Iconic stone hedge banks are a necessity

April is always a blur on the farm with so much to be dealt with - so much new life everywhere with lambing outside in full swing and calving well underway. The challenge is always finding feed for them as once they have given birth their only mission is to eat like crazy to feed themselves up after a long pregnancy and produce lots of milk to help their babies thrive. Once again, weather is key - lots of spring sunshine with just enough rain to keep the grass growing. At this time of year, the farm is full of sheep and there are always some escapologists! Some of which I am sure you have met crawling through our Devon banks to get to the succulent buds on the hedges and young trees, or the abundant grass in your garden maybe?

For this reason, most livestock farmers in this part of the world have to have good boundary defences in the form of our iconic stone-faced Devon hedge banks. We tend to fence our hedges to keep the animals where we put them, and this winter we have been replacing some of our fences, maintaining the banks, coppicing the woody growth on top and giving them a general tidy up. We were lucky with the weather after Christmas and got quite a lot done, but a wet mushy February stopped us in our tracks. But mud or no mud I am going to have them completed and job done by lambing, or as I have explained, I will have sheep roaming everywhere they shouldn’t be! So hopefully by the time you read this I will have completed several hundred meters of fencing and bank maintenance, and you won’t meet my sheep in your garden.

Often hedge banks are taken for granted, but they are pretty unique to this part of the world with thousands of miles of them making up the patchwork of small sheltered fields, creating some spectacular landscapes. Although I have heard visitors driving in the area say they wish farmers would take the banks down as they can’t see the view! Hedges also offer, if managed well, fantastic wildlife corridors and habitat to all manner of beasts and creepy crawlies. It is not until you actually get up close to one and have to repair it that you realise the effort that must have been involved in creating these large functional boundaries. There must have been an army of workers on the land using the stone and soil at hand to sculpt them. Very often you will find an antique bottle in the middle of a bank, probably discarded by a thirsty farm-hand working to create it. My late dad used to say that you can tell how many stones are in the field by looking at the hedge banks. Obvious really, but these armies of workers used whatever materials were to hand to build these boundaries. So smaller fields with lots of stone in the banks generally means there is lots of stone in the land around them. Bigger fields with more soil in the banks suggest much richer and deeper soil. The old boys weren’t fools, they didn’t carry stones far and they would build the banks around the biggest stones in the landscape. Which explains why some fields in the stonier parts of Dartmoor have very wobbly hedge banks. A local field is called Fiddle Field for this precise reason, with some car-sized granite boulders in its hedges.

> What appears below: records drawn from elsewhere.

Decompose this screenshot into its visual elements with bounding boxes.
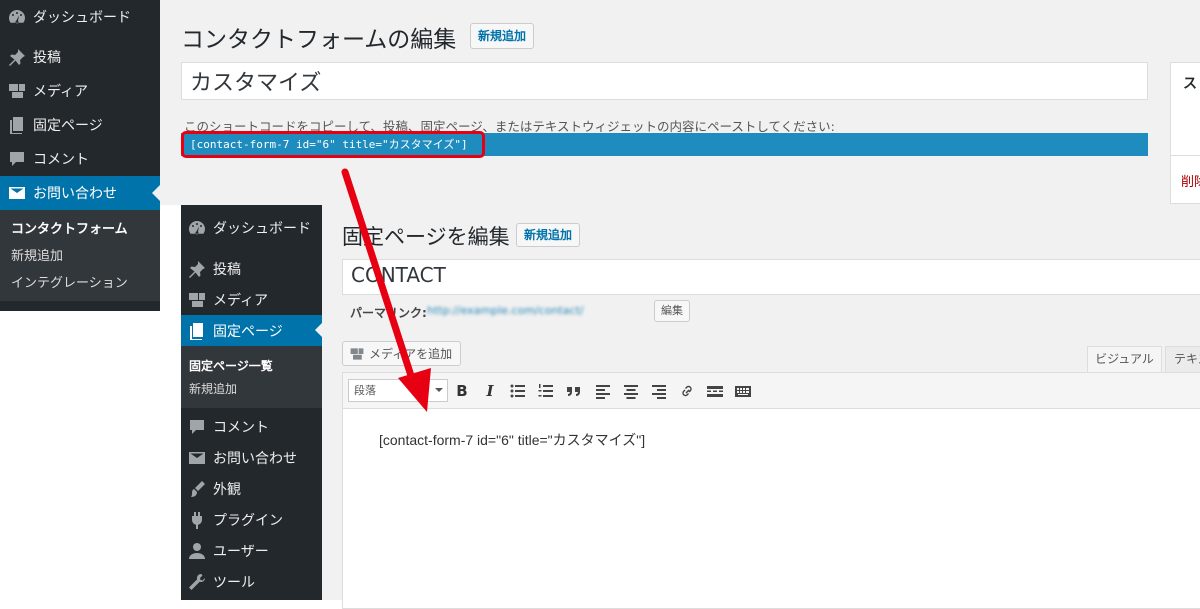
shortcode-highlight[interactable]: [contact-form-7 id="6" title="カスタマイズ"]: [181, 131, 485, 158]
plugin-icon: [187, 510, 207, 530]
tab-text[interactable]: テキスト: [1165, 346, 1200, 372]
bullet-list-icon[interactable]: [509, 382, 527, 400]
dashboard-icon: [7, 7, 27, 27]
add-new-button[interactable]: 新規追加: [470, 23, 535, 49]
sidebar-label: お問い合わせ: [213, 450, 297, 467]
add-new-button[interactable]: 新規追加: [516, 223, 581, 247]
sidebar-label: メディア: [33, 84, 89, 100]
tab-visual[interactable]: ビジュアル: [1087, 346, 1162, 372]
sidebar-item-tools[interactable]: ツール: [181, 566, 322, 597]
add-media-label: メディアを追加: [369, 347, 453, 361]
sidebar-item-posts[interactable]: 投稿: [0, 40, 160, 74]
sidebar-label: ダッシュボード: [33, 10, 131, 26]
more-tag-icon[interactable]: [706, 382, 724, 400]
contact-form-editor-screenshot: ダッシュボード 投稿 メディア 固定ページ コメント お問い合わせ コンタクトフ…: [0, 0, 1200, 311]
sidebar-submenu: 固定ページ一覧 新規追加: [181, 346, 322, 408]
sidebar-item-dashboard[interactable]: ダッシュボード: [0, 0, 160, 34]
submenu-item-add-new[interactable]: 新規追加: [0, 241, 160, 268]
page-icon: [7, 115, 27, 135]
italic-icon[interactable]: I: [481, 382, 499, 400]
submenu-item-contact-forms[interactable]: コンタクトフォーム: [0, 214, 160, 241]
delete-link[interactable]: 削除: [1181, 171, 1200, 190]
editor-content-area[interactable]: [contact-form-7 id="6" title="カスタマイズ"]: [342, 409, 1200, 609]
admin-sidebar: ダッシュボード 投稿 メディア 固定ページ コメント お問い合わせ コンタクトフ…: [0, 0, 160, 311]
mail-icon: [187, 448, 207, 468]
sidebar-item-plugins[interactable]: プラグイン: [181, 504, 322, 535]
sidebar-item-comments[interactable]: コメント: [0, 142, 160, 176]
sidebar-label: メディア: [213, 292, 269, 309]
link-icon[interactable]: [678, 382, 696, 400]
dashboard-icon: [187, 218, 207, 238]
wrench-icon: [187, 572, 207, 592]
page-title: コンタクトフォームの編集: [181, 27, 457, 53]
submenu-item-integration[interactable]: インテグレーション: [0, 268, 160, 295]
sidebar-label: お問い合わせ: [33, 186, 117, 202]
page-editor-screenshot: ダッシュボード 投稿 メディア 固定ページ 固定ページ一覧 新規追加 コメント …: [181, 205, 1200, 609]
sidebar-label: コメント: [33, 152, 89, 168]
sidebar-submenu: コンタクトフォーム 新規追加 インテグレーション: [0, 210, 160, 301]
sidebar-item-pages[interactable]: 固定ページ: [0, 108, 160, 142]
sidebar-label: 固定ページ: [213, 323, 283, 340]
editor-toolbar: 段落 B I: [342, 372, 1200, 409]
comment-icon: [7, 149, 27, 169]
editor-shortcode-text: [contact-form-7 id="6" title="カスタマイズ"]: [379, 432, 646, 448]
divider: [1171, 155, 1200, 156]
sidebar-label: 投稿: [33, 50, 61, 66]
align-left-icon[interactable]: [594, 382, 612, 400]
brush-icon: [187, 479, 207, 499]
align-right-icon[interactable]: [650, 382, 668, 400]
comment-icon: [187, 417, 207, 437]
submenu-item-all-pages[interactable]: 固定ページ一覧: [181, 354, 322, 377]
sidebar-item-posts[interactable]: 投稿: [181, 253, 322, 284]
chevron-down-icon: [435, 388, 443, 396]
media-icon: [7, 81, 27, 101]
sidebar-item-contact[interactable]: お問い合わせ: [181, 442, 322, 473]
submenu-item-add-new[interactable]: 新規追加: [181, 377, 322, 400]
sidebar-label: ダッシュボード: [213, 220, 311, 237]
media-icon: [187, 290, 207, 310]
quote-icon[interactable]: [565, 382, 583, 400]
status-box-heading: ス: [1183, 76, 1197, 92]
page-icon: [187, 321, 207, 341]
media-icon: [349, 346, 365, 362]
form-title-input[interactable]: カスタマイズ: [181, 62, 1148, 100]
sidebar-label: コメント: [213, 419, 269, 436]
sidebar-item-media[interactable]: メディア: [181, 284, 322, 315]
sidebar-item-appearance[interactable]: 外観: [181, 473, 322, 504]
page-title: 固定ページを編集: [342, 225, 510, 249]
sidebar-item-comments[interactable]: コメント: [181, 411, 322, 442]
format-select-value: 段落: [354, 384, 376, 397]
bold-icon[interactable]: B: [453, 382, 471, 400]
sidebar-label: プラグイン: [213, 512, 283, 529]
sidebar-item-users[interactable]: ユーザー: [181, 535, 322, 566]
pin-icon: [187, 259, 207, 279]
user-icon: [187, 541, 207, 561]
admin-sidebar: ダッシュボード 投稿 メディア 固定ページ 固定ページ一覧 新規追加 コメント …: [181, 205, 322, 600]
sidebar-label: ユーザー: [213, 543, 269, 560]
pin-icon: [7, 47, 27, 67]
sidebar-label: 外観: [213, 481, 241, 498]
sidebar-label: 固定ページ: [33, 118, 103, 134]
add-media-button[interactable]: メディアを追加: [342, 341, 462, 366]
sidebar-item-pages[interactable]: 固定ページ: [181, 315, 322, 346]
page-title-input[interactable]: CONTACT: [342, 259, 1200, 295]
status-box: ス 削除: [1170, 62, 1200, 204]
mail-icon: [7, 183, 27, 203]
permalink-edit-button[interactable]: 編集: [654, 300, 690, 322]
sidebar-label: ツール: [213, 574, 255, 591]
permalink-label: パーマリンク:: [350, 306, 427, 320]
sidebar-label: 投稿: [213, 261, 241, 278]
sidebar-item-dashboard[interactable]: ダッシュボード: [181, 212, 322, 243]
format-select[interactable]: 段落: [348, 379, 448, 402]
sidebar-item-contact[interactable]: お問い合わせ: [0, 176, 160, 210]
sidebar-item-media[interactable]: メディア: [0, 74, 160, 108]
numbered-list-icon[interactable]: [537, 382, 555, 400]
toolbar-toggle-icon[interactable]: [734, 382, 752, 400]
permalink-url[interactable]: http://example.com/contact/: [427, 304, 584, 317]
align-center-icon[interactable]: [622, 382, 640, 400]
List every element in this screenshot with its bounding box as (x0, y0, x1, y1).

I still love the satisfaction of repairing a gap in a hedge bank by hand, but nowadays it is mostly done by machine as time is too precious. My grandfather would say that ‘every stone has a face’ and when you picked up a stone you weren’t to put it down again until you found its place in the wall. I suppose every region has its own type of boundary, favouring its stone, soil and the type of farming suited to that land. And as long as sheep and cattle are still welcome in this landscape, these iconic structures will still have a very useful function.